Man Found Guilty of UK’s Biggest Fake Drug Case Sentenced to 8 Years, Faces Over $8 Million in Fines
On April 8, 2011, Peter Gillespie, 64, of Windsor, Berkshire, was found guilty at Croydon Crown Court for what the MHRA refers to a “the most serious known breach of counterfeit medicine in the regulated supply chain.” Gillespie was accused of infiltrating the legitimate UK supply chain with counterfeit medications imported from Asia. He was sentenced to eight years. Gillespie was convicted of importing over 2 million fake doses of drugs to treat serious ailments such as heart disease, cancer and psychiatric treatments into the UK. More than half the drugs were seized by MHRA, however 900,000 doses reached pharmacies and patients, with more than 700,000 of doses out in the field unaccounted for.
Who: United Kingdom’s Medicines Healthcare Regulatory Agency(MHRA), North West Regional Asset Recovery Team (NW RART).
When: April 8, 2011, January 2006-June 2007.

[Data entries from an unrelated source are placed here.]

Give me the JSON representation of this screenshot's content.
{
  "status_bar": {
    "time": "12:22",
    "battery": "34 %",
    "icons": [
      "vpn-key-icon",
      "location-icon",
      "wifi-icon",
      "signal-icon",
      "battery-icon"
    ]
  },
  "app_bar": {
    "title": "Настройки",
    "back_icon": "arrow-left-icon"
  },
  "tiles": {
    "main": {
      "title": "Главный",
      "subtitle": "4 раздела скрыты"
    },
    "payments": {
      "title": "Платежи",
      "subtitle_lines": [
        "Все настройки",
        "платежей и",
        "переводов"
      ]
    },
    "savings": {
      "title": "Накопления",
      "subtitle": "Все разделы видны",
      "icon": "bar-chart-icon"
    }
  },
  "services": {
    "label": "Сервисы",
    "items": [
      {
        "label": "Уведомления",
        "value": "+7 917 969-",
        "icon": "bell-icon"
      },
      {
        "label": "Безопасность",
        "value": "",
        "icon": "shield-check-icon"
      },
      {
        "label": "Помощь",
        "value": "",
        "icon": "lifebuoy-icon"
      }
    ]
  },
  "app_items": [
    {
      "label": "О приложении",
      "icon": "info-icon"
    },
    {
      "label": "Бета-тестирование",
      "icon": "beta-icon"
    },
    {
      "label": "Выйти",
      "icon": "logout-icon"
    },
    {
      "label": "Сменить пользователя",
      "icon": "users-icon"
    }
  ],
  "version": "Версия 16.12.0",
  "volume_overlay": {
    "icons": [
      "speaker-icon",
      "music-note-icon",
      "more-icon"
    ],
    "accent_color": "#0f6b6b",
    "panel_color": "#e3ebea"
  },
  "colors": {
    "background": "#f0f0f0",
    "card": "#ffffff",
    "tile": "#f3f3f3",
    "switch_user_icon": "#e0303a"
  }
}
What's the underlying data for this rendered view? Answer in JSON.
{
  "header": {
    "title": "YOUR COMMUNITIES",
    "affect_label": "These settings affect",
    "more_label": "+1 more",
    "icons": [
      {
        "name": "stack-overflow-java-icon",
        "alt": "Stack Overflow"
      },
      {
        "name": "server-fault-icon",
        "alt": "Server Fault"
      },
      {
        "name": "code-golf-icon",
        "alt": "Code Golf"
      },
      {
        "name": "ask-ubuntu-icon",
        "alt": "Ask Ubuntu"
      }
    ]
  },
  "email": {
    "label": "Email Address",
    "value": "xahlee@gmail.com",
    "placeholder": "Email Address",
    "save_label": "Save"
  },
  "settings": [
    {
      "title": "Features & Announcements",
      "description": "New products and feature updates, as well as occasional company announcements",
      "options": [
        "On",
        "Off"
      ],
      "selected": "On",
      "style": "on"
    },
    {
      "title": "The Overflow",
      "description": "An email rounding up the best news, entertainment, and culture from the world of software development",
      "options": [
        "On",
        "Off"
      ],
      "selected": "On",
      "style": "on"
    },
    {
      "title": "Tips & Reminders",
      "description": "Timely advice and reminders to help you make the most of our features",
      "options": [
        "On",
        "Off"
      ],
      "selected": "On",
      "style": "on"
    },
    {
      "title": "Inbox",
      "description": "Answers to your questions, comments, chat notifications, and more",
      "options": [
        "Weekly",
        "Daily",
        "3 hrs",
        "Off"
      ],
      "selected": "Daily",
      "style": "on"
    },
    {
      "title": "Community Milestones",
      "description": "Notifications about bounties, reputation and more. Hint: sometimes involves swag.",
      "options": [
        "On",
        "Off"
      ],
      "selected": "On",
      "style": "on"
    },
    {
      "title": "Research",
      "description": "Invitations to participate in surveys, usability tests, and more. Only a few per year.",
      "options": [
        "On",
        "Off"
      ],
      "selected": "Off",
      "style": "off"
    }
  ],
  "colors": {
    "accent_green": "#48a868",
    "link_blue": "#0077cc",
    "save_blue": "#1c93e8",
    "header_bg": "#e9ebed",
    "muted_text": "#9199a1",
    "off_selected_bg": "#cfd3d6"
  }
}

Where: London, United Kingdom
How: MHRA Investigation.
Additional details: In an update released July 5, 2013, the MHRA reports that their financial investigators from NW RART have tracked down the money that Gillespie had earned in his illegal fake drug scheme. Gillespie had till this point refused to provide any information concerning his profits from the enterprise. As a result of the NW RART investigation, the Crown Court is now requiring the Gillespie forfeit over $8 million U.S. else he will be required to serve an additional 8 years in jail.
“ Press release: Four-month trial concludes of Operation Singapore – the most serious known breach of counterfeit medicine in the regulated supply chain,” MHRA Press Release. April 8, 2011.
“ Man jailed for £4.7m counterfeit medicine fraud,”BBC. April 8, 2011.
“ Five in court over ‘EU’s most serious fake medicine scam’,”The Independent. December 6, 2010.
“Press release: Counterfeit drug peddler has £5,599,003.78 confiscated,”MHRA Press Release. July 5, 2013.